Cette année, nous avons pris l'habitude de déposer nos épluchures de légumes derrière la clôture. Nous le faisons à la tombée de la nuit, comme une offrande à la nature. Est-ce que c'est bien, est-ce que c'est mal ? Nous nous sommes, bien sûr, posés la question de notre impact potentiel sur l'environnment, de l'accumulation des déchets, de l'influence sur la faune et sur l'équilibre des choses, ainsi que sur l'exemple à ne peut-être pas donner. Tout ce que je peux dire, c'est que l'expérience ne durera pas, qu'il ne reste rien le lendemain matin et que nous ne montrons pas pour éviter que la faune nous associe à la présence de nourriture.
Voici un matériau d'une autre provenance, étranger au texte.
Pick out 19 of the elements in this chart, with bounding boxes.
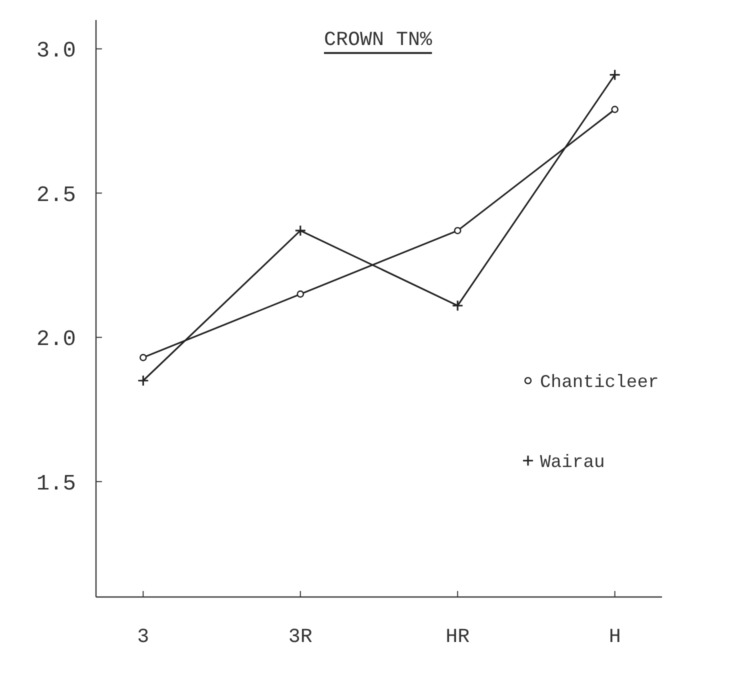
point bbox=[140, 354, 147, 362]
x-tick-label: HR bbox=[446, 626, 470, 649]
point bbox=[138, 376, 148, 386]
legend-label: Wairau bbox=[540, 452, 605, 473]
legend-label: Chanticleer bbox=[540, 372, 659, 393]
x-tick-label: H bbox=[608, 626, 621, 649]
x-tick-label: 3R bbox=[288, 626, 312, 649]
point bbox=[296, 290, 304, 298]
point bbox=[610, 70, 620, 80]
point bbox=[611, 106, 618, 114]
y-tick-label: 1.5 bbox=[36, 471, 76, 496]
y-tick-label: 2.0 bbox=[36, 327, 76, 352]
x-tick-label: 3 bbox=[137, 626, 150, 649]
point bbox=[452, 300, 463, 311]
point bbox=[454, 226, 462, 234]
y-tick-label: 2.5 bbox=[36, 182, 76, 208]
y-tick-label: 3.0 bbox=[36, 38, 76, 64]
text: CROWN TN% bbox=[324, 29, 433, 52]
point bbox=[295, 226, 306, 236]
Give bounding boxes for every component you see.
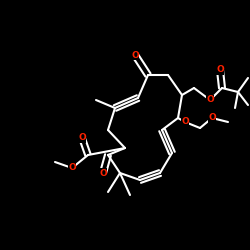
Text: O: O (78, 134, 86, 142)
Text: O: O (206, 96, 214, 104)
Text: O: O (216, 66, 224, 74)
Text: O: O (131, 50, 139, 59)
Text: O: O (181, 118, 189, 126)
Text: O: O (208, 114, 216, 122)
Text: O: O (99, 168, 107, 177)
Text: O: O (68, 164, 76, 172)
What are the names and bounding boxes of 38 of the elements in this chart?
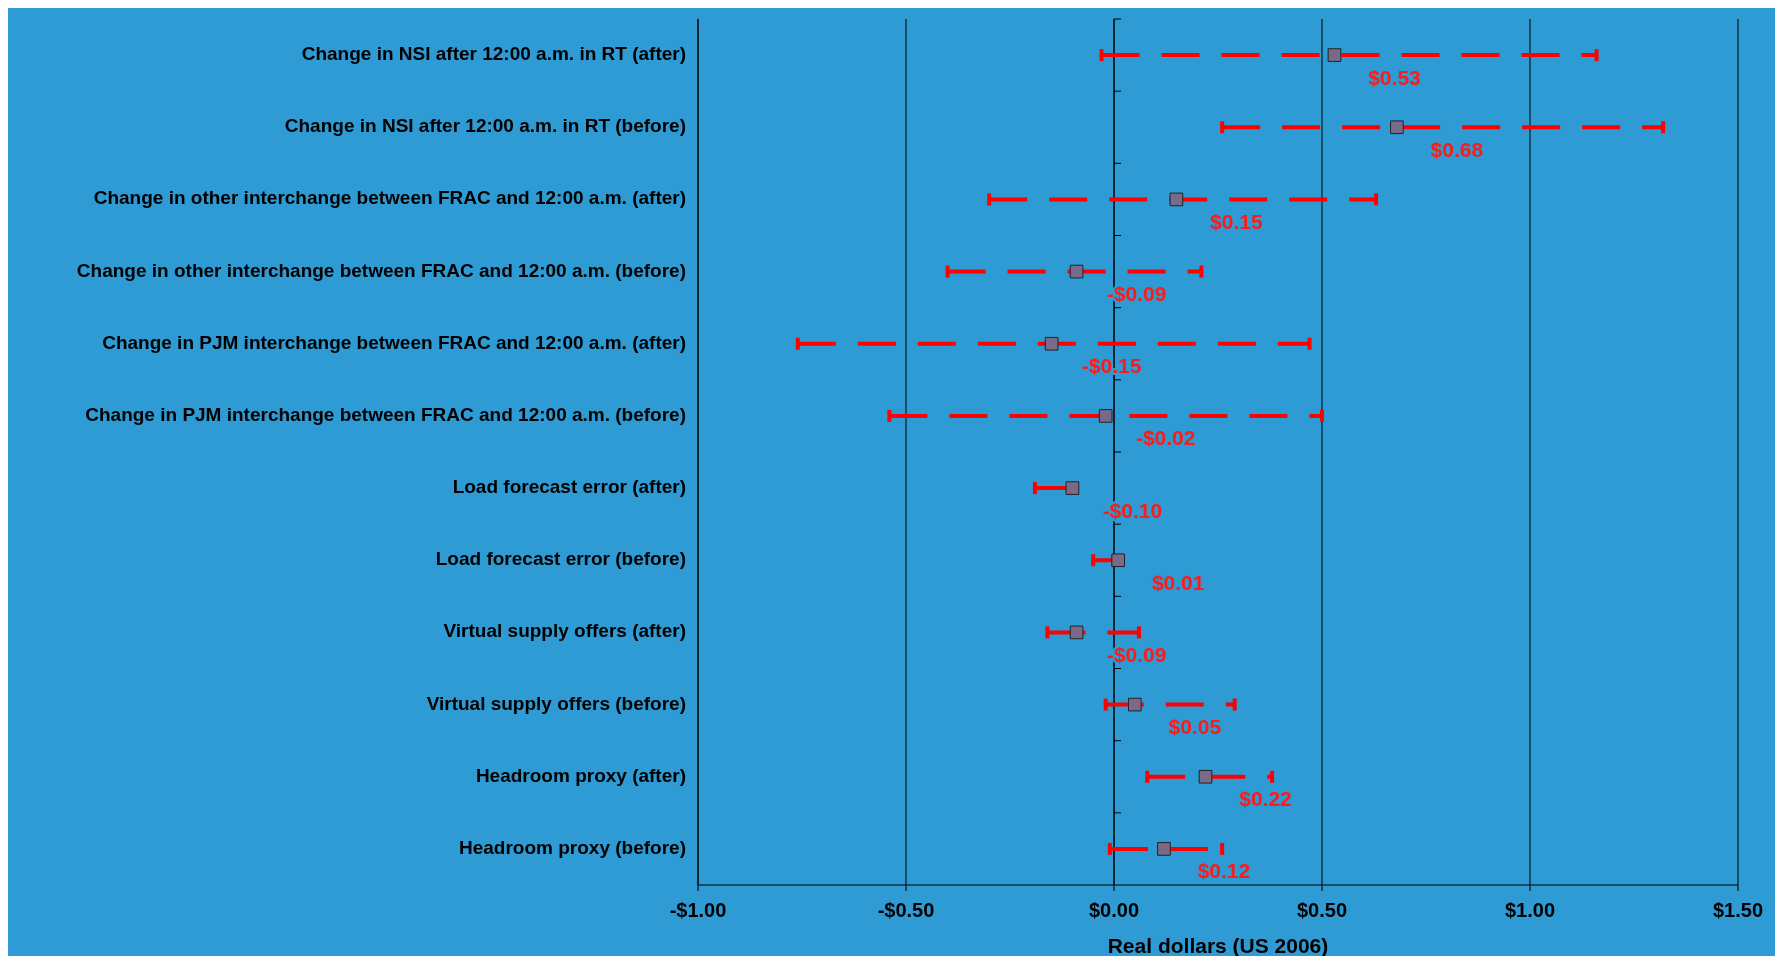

C'est un geste qui ressemble à celui que faisaient nos ancêtres pour s'attirer les bonnes grâces de forces qu'ils ne comprenaient pas. Mais, puisqu'à notre époque, la plupart des mystères ont été dissipés, notre objectif est plus prosaïque. Il s'agit tout simplement d'attirer des spécimens de la faune nocturne afin de savoir lesquels fréquentent le boisé du Tremblay pendant que nous dormons.
Nos rêves sont peuplés de polatouches, d'opossums, d'hermines, de martres et de coyotes (dans l'ordre de la chaine alimentaire). Inutile d'espérer le lynx, le puma, le loup ou le carcajou, ceux-là ont depuis longtemps déserté le boisé ou en ont été chassés. L'hermine, nous savons qu'elle existe; nous avons déjà croisé sa route dans notre jardin. Évidemment, nous aimerions la revoir, mais en attendant, nous devons nous contenter des premiers maillons de la chaîne que sont les cerfs de Virginie et les lapins à queue blanche, plus directement concernés par les légumes.